Hydrogen diffusion and uptake in nickel Alloy 625 under cathodic protection conditions

Abstract

Hydrogen diffusion and uptake in nickel Alloy 625 under cathodic protection potential (−1050 mVAg/AgCl) and temperature (10 °C) were studied using electrochemical permeation tests. It is the first time hydrogen permeation of nickel alloy at a temperature lower than room temperature was investigated. The results revealed that the effective diffusivity of hydrogen 𝐷eff at −1050 mVAg/AgCl varied from 1.81 to 2.86 × 10−15 m2/s across the temperature range of 10–23 °C. The effective subsurface hydrogen concentration 𝐶𝑠𝑢𝑏 was influenced by both the applied temperature and overpotential. Particularly, the change in 𝐶sub at 10 °C is dependent on the hydrogen absorption efficiency affected by the surface coverage fraction of hydrogen.

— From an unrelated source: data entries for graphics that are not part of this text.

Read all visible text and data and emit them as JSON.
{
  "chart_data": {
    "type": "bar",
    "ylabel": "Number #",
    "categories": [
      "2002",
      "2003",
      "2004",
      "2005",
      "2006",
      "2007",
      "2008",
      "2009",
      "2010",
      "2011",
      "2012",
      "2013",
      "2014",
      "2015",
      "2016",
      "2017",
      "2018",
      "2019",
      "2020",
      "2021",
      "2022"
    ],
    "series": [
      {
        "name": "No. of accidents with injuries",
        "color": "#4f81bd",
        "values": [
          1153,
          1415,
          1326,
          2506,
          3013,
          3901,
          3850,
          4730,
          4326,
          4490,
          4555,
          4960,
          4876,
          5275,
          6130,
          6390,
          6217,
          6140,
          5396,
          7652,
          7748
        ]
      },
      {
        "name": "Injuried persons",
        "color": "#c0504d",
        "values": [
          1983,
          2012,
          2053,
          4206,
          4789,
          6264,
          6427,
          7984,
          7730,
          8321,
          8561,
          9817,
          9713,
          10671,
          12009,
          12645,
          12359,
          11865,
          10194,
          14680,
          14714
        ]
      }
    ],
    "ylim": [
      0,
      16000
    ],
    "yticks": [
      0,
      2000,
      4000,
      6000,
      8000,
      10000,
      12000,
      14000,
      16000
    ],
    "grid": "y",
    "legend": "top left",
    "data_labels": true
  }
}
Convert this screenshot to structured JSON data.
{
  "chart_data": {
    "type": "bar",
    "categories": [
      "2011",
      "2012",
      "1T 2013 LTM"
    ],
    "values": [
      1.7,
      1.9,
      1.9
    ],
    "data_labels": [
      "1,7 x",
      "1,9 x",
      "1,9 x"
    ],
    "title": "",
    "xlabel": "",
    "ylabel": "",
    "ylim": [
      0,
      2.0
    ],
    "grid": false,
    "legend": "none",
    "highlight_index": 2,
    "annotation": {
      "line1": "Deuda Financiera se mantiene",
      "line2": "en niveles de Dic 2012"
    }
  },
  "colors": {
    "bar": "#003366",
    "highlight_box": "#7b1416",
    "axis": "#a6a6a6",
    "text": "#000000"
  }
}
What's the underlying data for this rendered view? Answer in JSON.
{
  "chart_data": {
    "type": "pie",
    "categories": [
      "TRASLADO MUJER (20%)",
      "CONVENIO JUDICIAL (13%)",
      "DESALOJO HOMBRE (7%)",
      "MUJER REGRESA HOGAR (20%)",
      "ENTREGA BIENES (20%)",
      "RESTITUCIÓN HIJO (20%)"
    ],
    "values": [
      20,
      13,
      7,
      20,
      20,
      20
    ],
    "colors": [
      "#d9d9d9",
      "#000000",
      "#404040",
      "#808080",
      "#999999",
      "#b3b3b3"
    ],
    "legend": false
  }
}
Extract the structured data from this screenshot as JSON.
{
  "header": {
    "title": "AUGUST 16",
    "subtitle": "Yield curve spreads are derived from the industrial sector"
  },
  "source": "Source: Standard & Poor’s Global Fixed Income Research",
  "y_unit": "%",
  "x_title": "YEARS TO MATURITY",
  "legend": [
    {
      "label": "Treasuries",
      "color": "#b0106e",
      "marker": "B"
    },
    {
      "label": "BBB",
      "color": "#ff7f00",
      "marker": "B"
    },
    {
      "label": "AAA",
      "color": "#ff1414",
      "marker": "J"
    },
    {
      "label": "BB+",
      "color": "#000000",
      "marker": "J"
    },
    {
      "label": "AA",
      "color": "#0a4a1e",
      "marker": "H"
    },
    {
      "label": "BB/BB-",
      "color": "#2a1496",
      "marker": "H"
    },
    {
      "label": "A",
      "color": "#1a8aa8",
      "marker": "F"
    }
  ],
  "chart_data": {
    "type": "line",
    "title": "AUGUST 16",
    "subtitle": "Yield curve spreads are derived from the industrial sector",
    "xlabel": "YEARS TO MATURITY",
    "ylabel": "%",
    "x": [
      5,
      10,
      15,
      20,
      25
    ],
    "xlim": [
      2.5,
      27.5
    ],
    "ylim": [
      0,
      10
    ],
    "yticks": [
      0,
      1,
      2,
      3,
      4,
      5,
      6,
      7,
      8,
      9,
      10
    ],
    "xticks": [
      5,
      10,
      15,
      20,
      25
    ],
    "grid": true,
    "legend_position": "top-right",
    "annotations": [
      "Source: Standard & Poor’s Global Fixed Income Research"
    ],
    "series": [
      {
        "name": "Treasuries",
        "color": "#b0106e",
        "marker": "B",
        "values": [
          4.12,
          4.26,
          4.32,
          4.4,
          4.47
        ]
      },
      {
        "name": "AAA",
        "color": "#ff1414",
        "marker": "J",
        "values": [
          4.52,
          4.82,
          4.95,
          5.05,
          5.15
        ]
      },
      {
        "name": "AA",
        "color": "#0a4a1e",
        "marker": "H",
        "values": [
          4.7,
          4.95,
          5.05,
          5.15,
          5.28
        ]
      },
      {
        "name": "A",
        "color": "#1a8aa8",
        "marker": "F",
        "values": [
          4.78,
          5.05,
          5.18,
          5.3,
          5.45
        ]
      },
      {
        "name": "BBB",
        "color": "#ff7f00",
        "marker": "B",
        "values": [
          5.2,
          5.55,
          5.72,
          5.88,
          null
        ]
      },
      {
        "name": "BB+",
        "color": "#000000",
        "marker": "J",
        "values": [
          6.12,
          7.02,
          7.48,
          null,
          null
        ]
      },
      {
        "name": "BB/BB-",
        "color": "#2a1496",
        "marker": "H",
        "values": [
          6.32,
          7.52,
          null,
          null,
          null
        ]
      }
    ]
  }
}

Furthermore, the hydrogen fugacity on the sample surface 𝑓H2, the applied overpotential, and the temperature have been successfully cross correlated to interpret hydrogen evolution and adsorption. It was demonstrated that 𝑓H2 primarily changed with the applied overpotential, while the temperature affected the gradient of 𝑓H2 during the potential increment. The current study provides valuable insights for industries, assisting in the prediction of hydrogen absorption and hydrogen-assisted failures in subsea nickel alloy components.